As Lawrence Krauss explained in Slate two years ago, climate change was added to the clock-setting calculations in 2007, along with the dangers presented by biotechnology and bioterrorism. Despite ever-growing public awareness of the problem, global inaction on climate change has only darkened the picture since then.
Remember, it isn’t only climate change that has us poised precipitously at 11:57 p.m. today. It’s the combination of climate change and some discouraging recent developments on the nuclear-proliferation front. At a press conference Thursday, Bulletin executive director Kennette Benedict emphasized both. About the nuclear threat, she said:
The arms-reduction process has ground to a halt, with the United States and Russia embarking on massive programs to modernize their nuclear forces—thereby undermining existing nuclear weapons treaties. At the same time, other nuclear-weapons states are joining this expensive and extremely dangerous modernization craze.
The two threats may seem unrelated, but it’s worthwhile to think about them in the same breath, because there are some interesting parallels between them. The greatest danger posed by nuclear bombs is not their explosive power. It’s the prospect of a nuclear winter—that is, a form of very sudden, human-caused, climate change.

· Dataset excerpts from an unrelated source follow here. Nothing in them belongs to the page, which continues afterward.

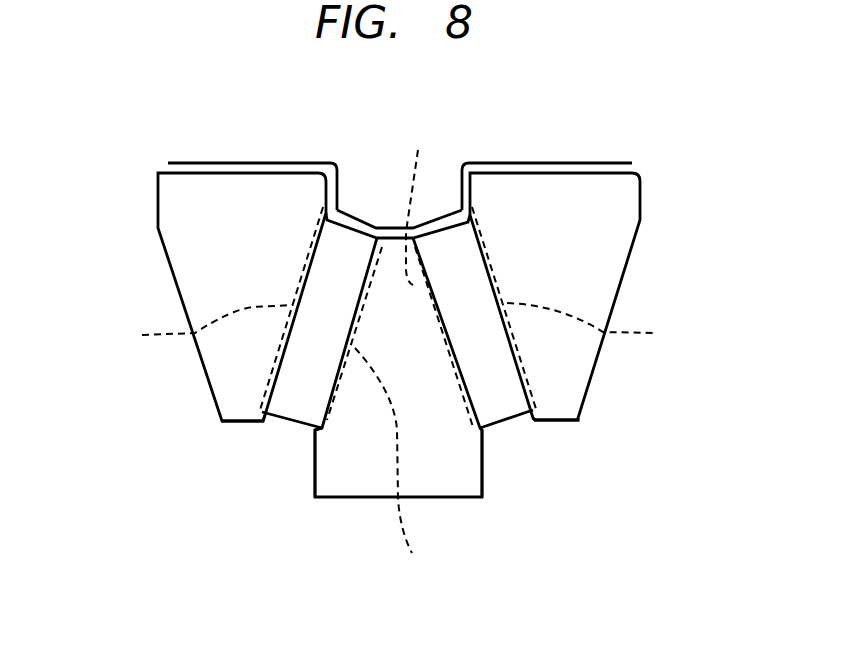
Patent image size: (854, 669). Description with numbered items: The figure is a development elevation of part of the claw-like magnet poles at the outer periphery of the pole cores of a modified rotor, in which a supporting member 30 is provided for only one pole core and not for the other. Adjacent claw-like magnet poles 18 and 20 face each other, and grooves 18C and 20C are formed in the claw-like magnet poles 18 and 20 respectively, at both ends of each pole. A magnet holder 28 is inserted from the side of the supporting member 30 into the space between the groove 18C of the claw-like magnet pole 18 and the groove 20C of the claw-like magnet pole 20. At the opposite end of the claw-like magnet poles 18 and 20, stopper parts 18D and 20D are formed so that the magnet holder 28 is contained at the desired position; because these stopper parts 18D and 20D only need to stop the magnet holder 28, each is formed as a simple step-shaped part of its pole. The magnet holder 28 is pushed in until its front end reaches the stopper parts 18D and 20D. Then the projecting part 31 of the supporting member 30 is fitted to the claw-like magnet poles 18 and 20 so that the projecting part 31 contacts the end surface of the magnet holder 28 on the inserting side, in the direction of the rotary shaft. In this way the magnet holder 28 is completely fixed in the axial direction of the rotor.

The claw-like magnet pole 18 is at (198, 207).
The groove 18C is at (398, 325).
The stopper part 18D is at (262, 415).
The claw-like magnet pole 20 is at (368, 473).
The groove 20C is at (398, 353).
The stopper part 20D is at (323, 440).
The magnet holder 28 is at (295, 405).
The supporting member 30 is at (231, 163).
The projecting part 31 is at (368, 223).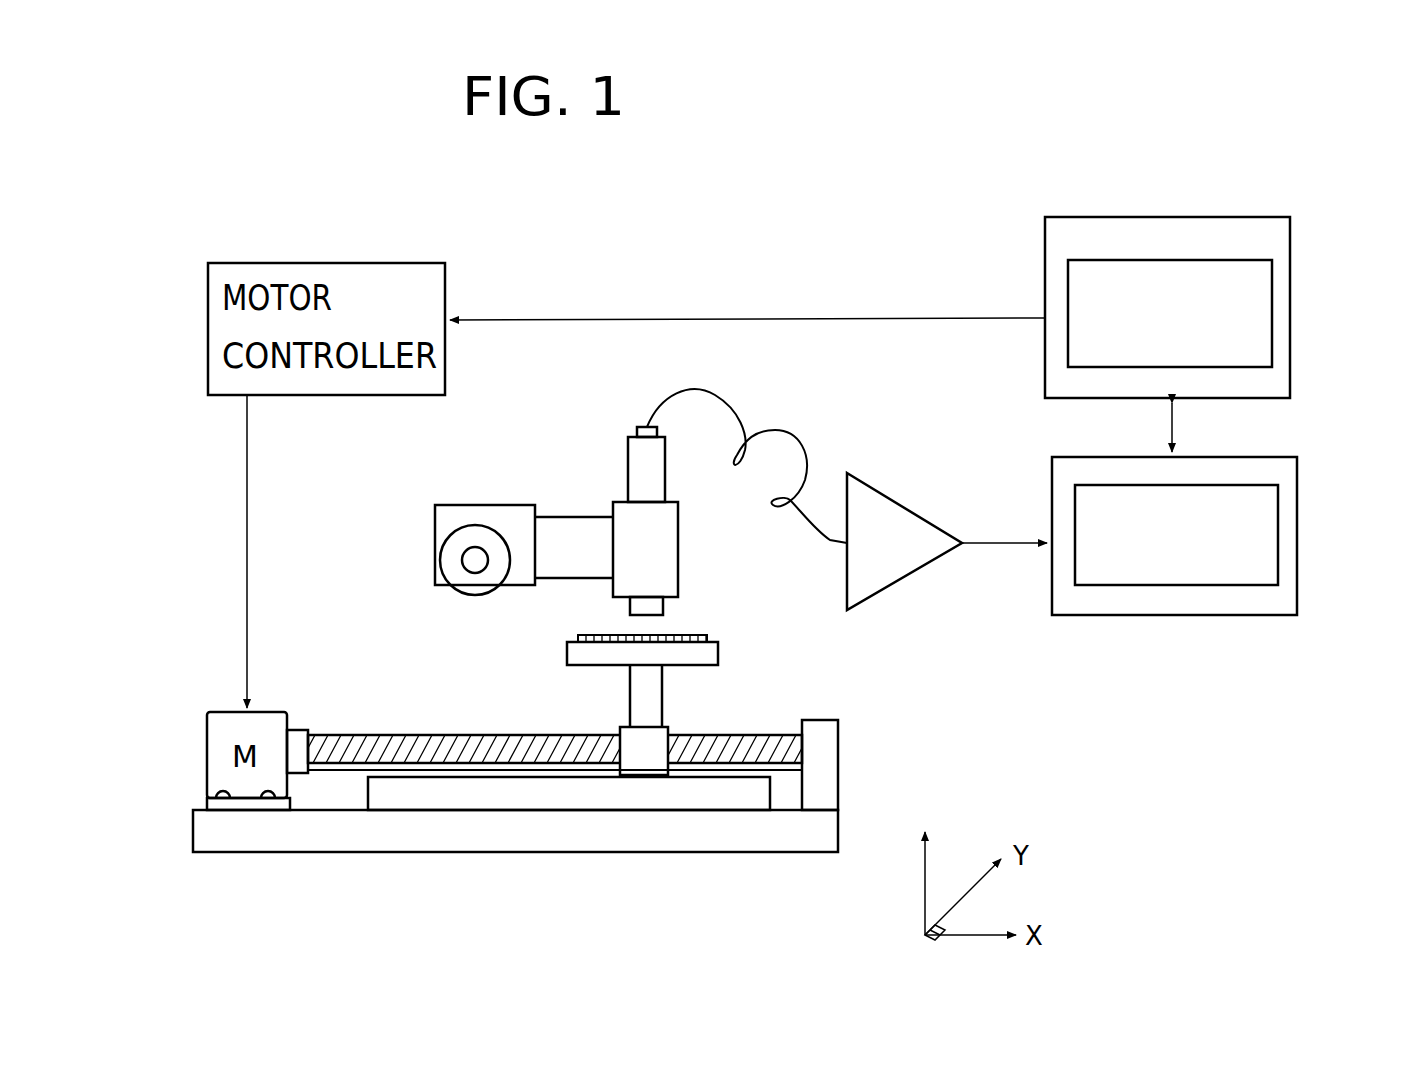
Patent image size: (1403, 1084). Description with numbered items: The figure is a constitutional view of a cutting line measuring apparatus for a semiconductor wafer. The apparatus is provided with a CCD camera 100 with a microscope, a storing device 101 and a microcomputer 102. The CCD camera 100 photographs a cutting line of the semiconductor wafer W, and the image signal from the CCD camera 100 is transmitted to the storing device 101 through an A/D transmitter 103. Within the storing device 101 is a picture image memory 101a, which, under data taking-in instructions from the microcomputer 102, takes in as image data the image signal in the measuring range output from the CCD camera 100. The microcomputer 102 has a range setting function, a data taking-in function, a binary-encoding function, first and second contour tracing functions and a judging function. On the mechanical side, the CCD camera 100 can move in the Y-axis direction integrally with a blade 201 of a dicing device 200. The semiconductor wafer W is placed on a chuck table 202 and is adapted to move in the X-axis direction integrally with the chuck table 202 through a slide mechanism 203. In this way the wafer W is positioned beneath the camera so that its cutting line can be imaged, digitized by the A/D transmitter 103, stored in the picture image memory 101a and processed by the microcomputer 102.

There’s that, and the fact that radiation will kill us all, too. Yet, the Slate piece did note that the Doomsday Clock’s methodology is subjective to the “biases and interests” of the scientists who move the clock handles.
While it’s a bit unnerving that we are so close to the end of the world, I’m still skeptical about climate change being the biggest existential threat humanity has faced in generations.